Even though ATVs and other off-road vehicles are often not legally permitted on roads and highways, many outdoor enthusiasts make the mistake of considering ATVs the same as cars. However, ATV law is extremely complicated, and ATVs are not registered the same way cars are. In fact, if you are an uninsured driver, you may face significant difficulties after an ATV accident. This is especially true if you collide with a car on a New Mexico street.
New Mexico sets out specific laws for the use and registration of off-highway motor vehicles, or OHVs. Technically ATVs and other OHVs should not be operated by an unlicensed, uninsured driver, or by underage drivers without specific motorcycle or driver’s permits. However, many people ignore this and use OHVs as recreational vehicles or farm vehicles, often allowing unlicensed, uninsured or underage drivers to use them without supervision. If you should get into an accident under these conditions, you may have little recourse for recovery of personal inijury.

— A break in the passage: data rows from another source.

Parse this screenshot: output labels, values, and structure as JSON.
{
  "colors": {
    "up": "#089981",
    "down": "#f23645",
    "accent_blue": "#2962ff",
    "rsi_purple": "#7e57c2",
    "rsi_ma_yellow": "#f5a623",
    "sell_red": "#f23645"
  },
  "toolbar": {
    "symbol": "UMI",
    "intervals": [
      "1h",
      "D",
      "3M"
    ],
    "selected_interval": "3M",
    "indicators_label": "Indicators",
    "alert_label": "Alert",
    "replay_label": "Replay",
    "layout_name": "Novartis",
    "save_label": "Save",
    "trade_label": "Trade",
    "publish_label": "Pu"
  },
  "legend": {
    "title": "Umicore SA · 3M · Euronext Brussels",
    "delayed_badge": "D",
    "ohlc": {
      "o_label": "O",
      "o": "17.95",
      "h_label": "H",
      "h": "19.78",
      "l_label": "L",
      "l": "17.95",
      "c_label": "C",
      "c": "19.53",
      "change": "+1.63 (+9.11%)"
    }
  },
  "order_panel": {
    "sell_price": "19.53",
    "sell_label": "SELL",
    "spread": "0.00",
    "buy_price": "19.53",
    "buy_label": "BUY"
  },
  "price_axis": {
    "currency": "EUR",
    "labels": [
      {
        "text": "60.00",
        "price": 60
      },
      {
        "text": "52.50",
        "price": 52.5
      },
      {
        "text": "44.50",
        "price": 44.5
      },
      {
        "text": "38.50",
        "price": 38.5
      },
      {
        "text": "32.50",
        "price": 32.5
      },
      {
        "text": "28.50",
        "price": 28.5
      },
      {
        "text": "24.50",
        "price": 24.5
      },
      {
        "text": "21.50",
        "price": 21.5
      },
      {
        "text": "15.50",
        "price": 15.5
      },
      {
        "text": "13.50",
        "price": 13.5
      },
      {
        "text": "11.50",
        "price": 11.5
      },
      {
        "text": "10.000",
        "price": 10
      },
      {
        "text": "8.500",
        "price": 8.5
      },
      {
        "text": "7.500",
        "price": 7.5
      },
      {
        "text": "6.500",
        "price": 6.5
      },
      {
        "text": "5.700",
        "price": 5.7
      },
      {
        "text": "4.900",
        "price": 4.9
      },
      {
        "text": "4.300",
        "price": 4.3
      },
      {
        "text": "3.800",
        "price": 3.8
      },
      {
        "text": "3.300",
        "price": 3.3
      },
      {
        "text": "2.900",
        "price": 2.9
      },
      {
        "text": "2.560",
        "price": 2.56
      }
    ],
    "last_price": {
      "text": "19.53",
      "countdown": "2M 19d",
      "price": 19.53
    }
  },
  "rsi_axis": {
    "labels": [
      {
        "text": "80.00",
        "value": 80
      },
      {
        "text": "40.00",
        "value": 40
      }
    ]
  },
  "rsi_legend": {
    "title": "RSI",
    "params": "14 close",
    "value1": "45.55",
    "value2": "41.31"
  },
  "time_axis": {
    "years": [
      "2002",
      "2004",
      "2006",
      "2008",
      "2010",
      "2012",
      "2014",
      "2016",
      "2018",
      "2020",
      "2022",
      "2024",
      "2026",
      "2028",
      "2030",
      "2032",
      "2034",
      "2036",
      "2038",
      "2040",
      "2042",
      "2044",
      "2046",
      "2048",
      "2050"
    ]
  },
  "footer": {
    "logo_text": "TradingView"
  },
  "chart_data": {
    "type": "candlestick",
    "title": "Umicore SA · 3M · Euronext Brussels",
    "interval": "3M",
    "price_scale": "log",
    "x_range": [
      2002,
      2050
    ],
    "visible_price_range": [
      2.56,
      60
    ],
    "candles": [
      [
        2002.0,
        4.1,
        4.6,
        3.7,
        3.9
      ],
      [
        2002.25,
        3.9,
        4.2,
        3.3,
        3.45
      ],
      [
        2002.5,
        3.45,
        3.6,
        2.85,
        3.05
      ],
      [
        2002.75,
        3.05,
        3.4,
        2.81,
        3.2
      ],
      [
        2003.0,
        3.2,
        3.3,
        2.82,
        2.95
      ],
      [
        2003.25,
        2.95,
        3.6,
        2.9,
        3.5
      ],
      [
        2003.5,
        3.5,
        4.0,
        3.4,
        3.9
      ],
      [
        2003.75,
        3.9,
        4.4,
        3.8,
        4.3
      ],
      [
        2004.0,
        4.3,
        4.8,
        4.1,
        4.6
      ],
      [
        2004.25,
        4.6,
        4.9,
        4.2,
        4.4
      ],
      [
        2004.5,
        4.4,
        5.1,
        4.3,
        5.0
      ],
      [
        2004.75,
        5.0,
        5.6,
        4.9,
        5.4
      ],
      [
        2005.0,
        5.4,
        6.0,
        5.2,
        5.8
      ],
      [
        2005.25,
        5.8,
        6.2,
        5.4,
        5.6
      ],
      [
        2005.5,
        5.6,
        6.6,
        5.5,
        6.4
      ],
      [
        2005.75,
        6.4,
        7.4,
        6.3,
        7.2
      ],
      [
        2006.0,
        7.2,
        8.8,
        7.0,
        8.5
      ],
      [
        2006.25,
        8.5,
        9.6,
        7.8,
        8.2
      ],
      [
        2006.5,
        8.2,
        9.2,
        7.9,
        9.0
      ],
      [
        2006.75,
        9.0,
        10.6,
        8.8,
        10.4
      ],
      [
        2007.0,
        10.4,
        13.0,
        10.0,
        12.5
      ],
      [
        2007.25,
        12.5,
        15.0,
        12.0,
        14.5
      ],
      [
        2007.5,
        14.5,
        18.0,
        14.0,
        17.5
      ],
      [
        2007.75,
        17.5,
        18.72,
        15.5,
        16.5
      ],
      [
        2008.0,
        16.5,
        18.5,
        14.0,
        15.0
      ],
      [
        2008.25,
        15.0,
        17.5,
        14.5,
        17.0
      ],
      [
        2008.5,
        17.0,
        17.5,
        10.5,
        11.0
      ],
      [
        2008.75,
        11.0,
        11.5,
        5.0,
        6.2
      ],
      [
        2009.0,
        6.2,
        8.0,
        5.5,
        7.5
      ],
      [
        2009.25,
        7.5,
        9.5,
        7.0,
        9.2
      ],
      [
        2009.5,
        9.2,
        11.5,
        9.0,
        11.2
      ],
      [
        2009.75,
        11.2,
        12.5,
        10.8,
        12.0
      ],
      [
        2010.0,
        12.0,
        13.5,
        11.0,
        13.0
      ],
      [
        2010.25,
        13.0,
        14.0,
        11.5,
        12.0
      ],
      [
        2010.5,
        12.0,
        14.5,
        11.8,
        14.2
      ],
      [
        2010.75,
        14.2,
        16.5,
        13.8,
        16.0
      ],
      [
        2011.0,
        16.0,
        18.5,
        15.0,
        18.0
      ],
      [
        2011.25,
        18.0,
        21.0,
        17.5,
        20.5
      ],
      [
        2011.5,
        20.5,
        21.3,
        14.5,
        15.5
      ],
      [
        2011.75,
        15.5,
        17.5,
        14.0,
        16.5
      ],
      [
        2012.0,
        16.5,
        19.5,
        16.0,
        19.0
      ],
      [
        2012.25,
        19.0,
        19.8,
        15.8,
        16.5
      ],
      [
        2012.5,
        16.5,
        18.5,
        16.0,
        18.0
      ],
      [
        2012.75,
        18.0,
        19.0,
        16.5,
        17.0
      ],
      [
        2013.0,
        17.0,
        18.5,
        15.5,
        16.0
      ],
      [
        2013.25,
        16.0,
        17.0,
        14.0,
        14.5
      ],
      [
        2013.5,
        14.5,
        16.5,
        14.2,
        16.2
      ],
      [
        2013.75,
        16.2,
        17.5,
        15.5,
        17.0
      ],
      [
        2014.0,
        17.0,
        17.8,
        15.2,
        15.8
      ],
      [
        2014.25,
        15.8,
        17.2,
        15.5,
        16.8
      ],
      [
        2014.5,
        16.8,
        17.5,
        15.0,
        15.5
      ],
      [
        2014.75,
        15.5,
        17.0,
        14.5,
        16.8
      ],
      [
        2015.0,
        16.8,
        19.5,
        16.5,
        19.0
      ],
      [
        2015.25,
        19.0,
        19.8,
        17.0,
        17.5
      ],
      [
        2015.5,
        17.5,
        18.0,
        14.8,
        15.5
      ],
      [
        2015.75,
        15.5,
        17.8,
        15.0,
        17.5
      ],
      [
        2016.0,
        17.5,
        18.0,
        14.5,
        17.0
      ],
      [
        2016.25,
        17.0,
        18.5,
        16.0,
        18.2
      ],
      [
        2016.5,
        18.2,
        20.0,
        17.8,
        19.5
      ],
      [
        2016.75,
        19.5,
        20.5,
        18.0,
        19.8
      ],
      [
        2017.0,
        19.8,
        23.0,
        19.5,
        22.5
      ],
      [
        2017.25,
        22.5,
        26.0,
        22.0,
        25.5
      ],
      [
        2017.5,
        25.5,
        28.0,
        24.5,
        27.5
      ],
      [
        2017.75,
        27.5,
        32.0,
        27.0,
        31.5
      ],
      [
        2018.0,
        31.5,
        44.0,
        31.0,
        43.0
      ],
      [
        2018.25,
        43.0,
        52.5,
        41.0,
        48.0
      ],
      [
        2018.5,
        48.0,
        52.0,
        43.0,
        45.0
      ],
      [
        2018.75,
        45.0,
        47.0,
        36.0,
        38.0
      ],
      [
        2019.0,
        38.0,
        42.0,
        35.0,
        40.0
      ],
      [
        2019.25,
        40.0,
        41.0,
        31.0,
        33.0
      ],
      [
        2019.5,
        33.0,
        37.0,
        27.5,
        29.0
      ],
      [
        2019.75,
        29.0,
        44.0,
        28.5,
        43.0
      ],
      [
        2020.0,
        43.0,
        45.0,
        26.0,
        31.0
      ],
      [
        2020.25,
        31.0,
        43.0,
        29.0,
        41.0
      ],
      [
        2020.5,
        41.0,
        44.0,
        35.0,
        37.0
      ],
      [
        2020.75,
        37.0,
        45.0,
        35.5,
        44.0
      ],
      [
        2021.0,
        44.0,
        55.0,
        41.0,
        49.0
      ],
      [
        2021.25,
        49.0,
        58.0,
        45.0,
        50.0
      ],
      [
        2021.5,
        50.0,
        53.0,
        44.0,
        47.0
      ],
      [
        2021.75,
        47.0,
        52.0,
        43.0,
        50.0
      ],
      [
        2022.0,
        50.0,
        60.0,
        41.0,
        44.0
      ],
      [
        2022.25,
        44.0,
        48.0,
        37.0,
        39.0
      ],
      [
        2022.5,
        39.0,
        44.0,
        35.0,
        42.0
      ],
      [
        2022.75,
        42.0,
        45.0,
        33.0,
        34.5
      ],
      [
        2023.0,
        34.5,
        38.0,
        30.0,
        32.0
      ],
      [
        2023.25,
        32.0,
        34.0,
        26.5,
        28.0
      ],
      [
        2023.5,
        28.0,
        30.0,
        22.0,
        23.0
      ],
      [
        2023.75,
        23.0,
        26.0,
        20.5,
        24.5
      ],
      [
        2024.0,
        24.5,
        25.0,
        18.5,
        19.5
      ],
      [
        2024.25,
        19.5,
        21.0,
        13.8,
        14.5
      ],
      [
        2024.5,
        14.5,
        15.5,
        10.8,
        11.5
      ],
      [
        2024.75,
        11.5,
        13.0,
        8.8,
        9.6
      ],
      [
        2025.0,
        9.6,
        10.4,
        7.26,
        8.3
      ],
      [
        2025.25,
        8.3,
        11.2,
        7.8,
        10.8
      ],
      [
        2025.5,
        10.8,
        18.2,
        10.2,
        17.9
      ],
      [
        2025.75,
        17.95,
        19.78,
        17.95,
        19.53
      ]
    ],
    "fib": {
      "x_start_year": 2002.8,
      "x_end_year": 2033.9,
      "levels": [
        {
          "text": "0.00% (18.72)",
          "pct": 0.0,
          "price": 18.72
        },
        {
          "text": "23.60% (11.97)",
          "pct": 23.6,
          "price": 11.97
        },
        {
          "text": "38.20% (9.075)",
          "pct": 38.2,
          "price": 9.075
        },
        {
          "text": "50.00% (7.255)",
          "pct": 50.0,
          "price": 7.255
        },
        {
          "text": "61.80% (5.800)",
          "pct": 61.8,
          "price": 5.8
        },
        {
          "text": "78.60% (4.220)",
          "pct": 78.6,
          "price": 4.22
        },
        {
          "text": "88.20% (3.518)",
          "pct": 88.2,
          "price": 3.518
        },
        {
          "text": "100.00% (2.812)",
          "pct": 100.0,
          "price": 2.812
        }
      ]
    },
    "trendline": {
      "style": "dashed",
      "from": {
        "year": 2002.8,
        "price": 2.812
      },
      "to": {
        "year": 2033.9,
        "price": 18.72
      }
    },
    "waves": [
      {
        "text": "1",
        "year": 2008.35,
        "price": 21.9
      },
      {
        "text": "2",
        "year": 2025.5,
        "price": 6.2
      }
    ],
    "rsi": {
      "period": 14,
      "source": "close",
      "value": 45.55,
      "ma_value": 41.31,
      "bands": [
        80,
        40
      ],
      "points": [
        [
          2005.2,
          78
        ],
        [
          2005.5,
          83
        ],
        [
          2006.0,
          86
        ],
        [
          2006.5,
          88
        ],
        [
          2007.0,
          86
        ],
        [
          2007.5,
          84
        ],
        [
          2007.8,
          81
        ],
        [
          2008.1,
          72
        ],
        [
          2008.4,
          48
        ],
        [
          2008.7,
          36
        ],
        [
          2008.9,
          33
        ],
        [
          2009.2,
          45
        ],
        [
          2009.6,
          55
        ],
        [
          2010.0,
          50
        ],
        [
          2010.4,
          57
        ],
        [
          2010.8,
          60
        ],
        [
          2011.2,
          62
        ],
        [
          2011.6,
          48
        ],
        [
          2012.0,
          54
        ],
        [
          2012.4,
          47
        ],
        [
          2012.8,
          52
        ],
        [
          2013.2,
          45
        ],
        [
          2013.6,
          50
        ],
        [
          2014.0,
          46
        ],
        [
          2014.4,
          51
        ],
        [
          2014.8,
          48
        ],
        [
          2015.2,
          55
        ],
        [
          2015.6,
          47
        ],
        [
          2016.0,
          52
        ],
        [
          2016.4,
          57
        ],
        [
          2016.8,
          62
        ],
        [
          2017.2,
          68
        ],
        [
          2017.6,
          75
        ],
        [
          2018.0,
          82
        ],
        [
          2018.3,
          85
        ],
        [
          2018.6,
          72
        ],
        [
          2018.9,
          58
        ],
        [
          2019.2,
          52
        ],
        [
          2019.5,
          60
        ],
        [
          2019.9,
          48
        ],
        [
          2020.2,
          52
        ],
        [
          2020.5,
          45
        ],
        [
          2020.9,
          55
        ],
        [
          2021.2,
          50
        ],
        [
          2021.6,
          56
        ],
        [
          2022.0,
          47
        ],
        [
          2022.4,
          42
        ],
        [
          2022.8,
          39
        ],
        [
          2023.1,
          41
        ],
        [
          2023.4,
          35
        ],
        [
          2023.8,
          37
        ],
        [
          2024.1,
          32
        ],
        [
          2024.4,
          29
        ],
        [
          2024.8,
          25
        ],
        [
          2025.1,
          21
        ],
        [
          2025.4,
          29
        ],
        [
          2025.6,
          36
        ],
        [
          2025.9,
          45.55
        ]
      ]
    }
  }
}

Even more, if that accident involves a collision with a motor vehicle on or near public streets, you may face fines and penalties for violating OHV law. Driving an OHV on or near public roads is immensely dangerous, and can result in significant or catastrophic injury in the event of a motor vehicle collision when OHVs do not offer as much coverage, protection, or impact cushioning as typically much larger motor vehicles.
This blog post is for informational purposes only, and should not be construed as legal advice.